I see some similarities with algorithms such as an FFT - but with the added nastiness that per recursion I get 3 products of half size. So the amount of data grows by factor 3/2 with each iteration. I obtain 3^6 = 729 individual products from the 2 x 64 legs (limbs?) of the multiplication factors A and B after unrolling the recursion tree. To compute the product I will need 2729sizeof(int) = 5832 bytes of scratch space which fits nicely into shared memory.
The resulting CUDA code is surprisingly simple and uses 3^5 = 243 threads per block. I use linear memory to store the permutation patterns that arise from the recursion (which I bind to a texture and get cached access). This fits into the 8kb texture cache easily.

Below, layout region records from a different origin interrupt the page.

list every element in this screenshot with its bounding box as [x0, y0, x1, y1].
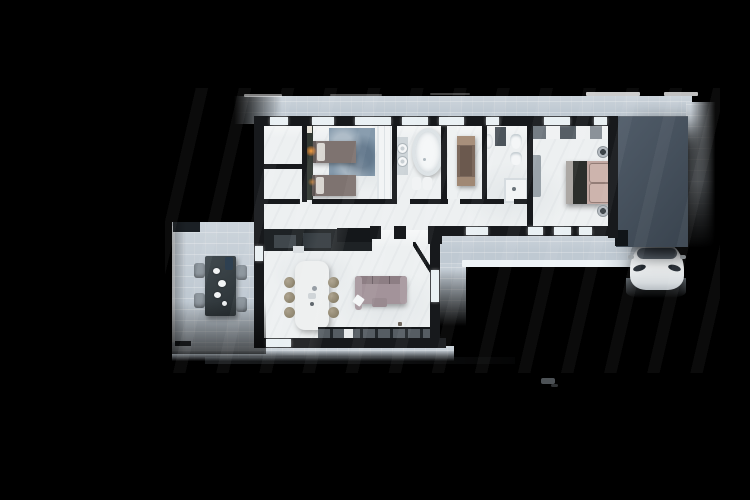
shower-drain [512, 187, 516, 191]
wall-partition [527, 120, 533, 232]
sofa-seam [372, 276, 373, 284]
floor-item [398, 322, 402, 326]
bed-headboard [566, 161, 573, 204]
wall-partition [392, 120, 397, 204]
ground-speck [551, 384, 558, 387]
window [528, 227, 543, 235]
wall-partition [262, 164, 304, 169]
island-faucet [312, 286, 317, 291]
wall-exterior-left [254, 116, 264, 236]
wall-stub [394, 226, 406, 239]
window [270, 117, 288, 125]
window [544, 117, 570, 125]
wall-living-left [254, 226, 264, 348]
wall-partition [482, 120, 487, 204]
bed-pillow [317, 143, 325, 161]
wall-exterior-right [608, 116, 618, 238]
sofa-arm [400, 276, 407, 304]
tub-drain [423, 158, 426, 161]
bar-stool [328, 307, 339, 318]
car-mirror-left [628, 255, 634, 259]
bedside-lamp-glow [306, 146, 316, 156]
wall-partition [302, 120, 307, 202]
kitchen-upper-cabinet [337, 228, 372, 242]
wall-hallway [514, 199, 527, 204]
window [402, 117, 428, 125]
table-plate [213, 268, 220, 274]
table-plate [222, 301, 227, 306]
wall-hallway [460, 199, 504, 204]
terrace-edge-highlight [664, 92, 698, 96]
terrace-sunlit-edge [462, 260, 639, 267]
car-mirror-right [680, 255, 686, 259]
outdoor-chair [236, 297, 247, 312]
sofa-arm [457, 136, 475, 145]
round-sink [397, 156, 408, 167]
wall-hallway [262, 199, 300, 204]
bedside-lamp-glow [308, 178, 316, 186]
open-door-leaf [413, 242, 433, 274]
glass-door [266, 339, 291, 347]
wall-stub [370, 226, 381, 239]
floorplan-render [0, 0, 750, 500]
island-sink [308, 293, 316, 299]
table-bottle [225, 257, 233, 270]
toilet [510, 134, 522, 149]
bath-mat [423, 177, 432, 190]
window [355, 117, 391, 125]
terrace-shadow [205, 357, 515, 364]
terrace-right-strip [686, 102, 718, 248]
terrace-edge-highlight [172, 226, 175, 342]
wall-art [307, 125, 312, 133]
terrace-edge-highlight [330, 94, 382, 96]
outdoor-chair [194, 263, 205, 278]
glass-door [431, 270, 439, 302]
window [579, 227, 592, 235]
wall-shelf [495, 127, 506, 146]
wall-hallway [312, 199, 394, 204]
window [439, 117, 464, 125]
study-cabinet [448, 125, 457, 199]
round-sink [397, 143, 408, 154]
terrace-edge-highlight [586, 92, 640, 96]
wardrobe [377, 126, 391, 202]
glass-door [255, 246, 263, 261]
car-windshield [637, 248, 677, 259]
sofa-seam [389, 276, 390, 284]
bed-throw-blanket [573, 161, 587, 204]
bar-stool [328, 292, 339, 303]
outdoor-chair [236, 265, 247, 280]
planter [173, 222, 200, 232]
sofa-arm [457, 177, 475, 186]
window [486, 117, 499, 125]
window [594, 117, 607, 125]
island-item [310, 302, 314, 306]
sofa-seat [460, 146, 472, 176]
window [312, 117, 334, 125]
table-plate [218, 280, 226, 287]
bar-stool [284, 292, 295, 303]
kitchen-counter-block [303, 233, 331, 248]
bar-stool [284, 277, 295, 288]
wall-hallway [410, 199, 448, 204]
bidet [510, 152, 522, 165]
bar-stool [284, 307, 295, 318]
bath-mat [412, 177, 421, 190]
bar-stool [328, 277, 339, 288]
kitchen-sink-white [293, 246, 304, 253]
outdoor-chair [194, 293, 205, 308]
terrace-edge-highlight [244, 94, 282, 97]
freestanding-bathtub [412, 128, 444, 176]
terrace-edge-highlight [430, 93, 470, 95]
closet-row [532, 124, 610, 139]
carport-roof [616, 116, 688, 247]
table-plate [214, 292, 221, 298]
bed-pillow [316, 177, 324, 194]
window [554, 227, 571, 235]
sofa-cushion [372, 298, 387, 307]
wall-partition [441, 120, 447, 204]
window [466, 227, 488, 235]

What remains to be done is to condense these 729 individual products into the final result. This means going back up the recursion tree and condensing the data by factor 2/3 with each iteration (according to the summation rules shown in the lower part of my sketch).
This will hopefully be one of the fastest implementations of bigint multiplication (for 1024 bit numbers) out there. I’d love to benchmark this against other implementations. I will post code when done.
UPDATE:I have finished unrolling the lower part of the recursion. First benchmarks show that I can do about 60000 1024 bit products per SM on my notebook GPU. On a GTX 260 with its 27 multiprocessors I should therefore reach more than 1.5 million products per second. Cool, that is MegaMuls performance for big integers.
As a final step I need to implement carry propagation (normalization). And maybe check how many bank conflicts I have in my shared memory access patterns.